“Shall you consider it your duty to seek out or advertise for Percival Nowell?” asked Gilbert.
“I shall be in no hurry to do that, in the absence of any proof of his daughter’s death. My first duty would be to look for her.”
“God grant you may be more fortunate than I have been! There is my card, Mr. Medler. You will be so good as to let me have a line immediately, at that address, if you obtain any tidings of Mrs. Holbrook.”
“I will do so.”
A hansom carried Gilbert Fenton to the Temple, without loss of time. There was a fierce hurry in his breast, a heat and fever which he had scarcely felt since the beginning of his troubles; for his lurking suspicion of his friend had gathered shape and strength all at once, and possessed his mind now to the exclusion of every other thought.
He ran quickly up the stairs. The outer and inner doors of John Saltram’s chambers were both ajar. Gilbert pushed them open and went in. The familiar sitting-room looked just a little more dreary than usual. The litter of books and papers, ink-stand and portfolio, was transferred to one of the side-tables, and in its place, on the table where his friend had been accustomed to write, Gilbert saw a cluster of medicine-bottles, a jug of toast-and-water, and a tray with a basin of lukewarm greasy-looking beef-tea.
The door between the two rooms stood half open, and from the bedchamber within Gilbert heard the heavy painful breathing of a sleeper.

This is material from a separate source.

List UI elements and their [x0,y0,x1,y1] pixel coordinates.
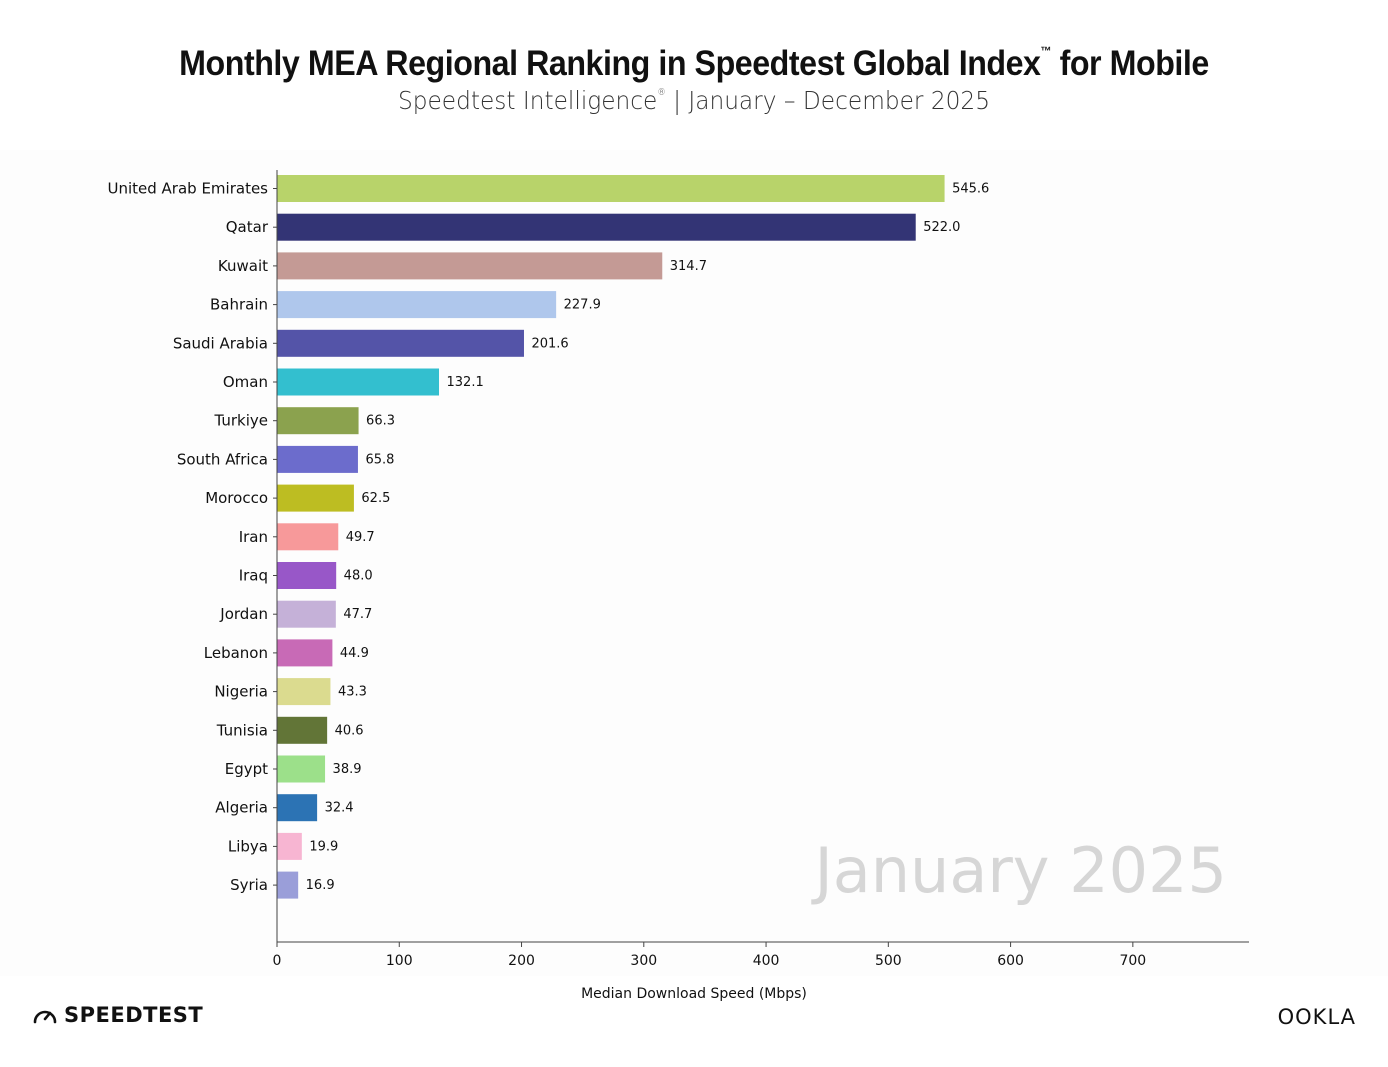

He went to the door and looked into the room. John Saltram was lying asleep, in an uneasy attitude, with both arms thrown over his head. His face had a haggard look that was made all the more ghastly by two vivid crimson spots upon his sunken cheeks; there were dark purple rings round his eyes, and his beard was of more than a week’s growth.
“Ill,” Gilbert muttered, looking aghast at this dreary picture, with strangely conflicting feelings of pity and anger in his breast; “struck down at the very moment when I had determined to know the truth.”
The sick man tossed himself restlessly from side to side in his feverish sleep, changed his position two or three times with evident weariness and pain, and then opened his eyes and stared with a blank unseeing gaze at his friend. That look, without one ray of recognition, went to Gilbert’s heart somehow.
“O God, how fond I was of him!” he said to himself. “And if he has been a traitor! If he were to die like this, before I have wrung the truth from him—to die, and I not dare to cherish his memory—to be obliged to live out my life with this doubt of him!”
This doubt! Had he much reason to doubt two minutes afterwards, when John Saltram raised himself on his gaunt arm, and looked piteously round the room?
“Marian!” he called. “Marian!”
“Yes,” muttered Gilbert, “it is all true. He is calling his wife.”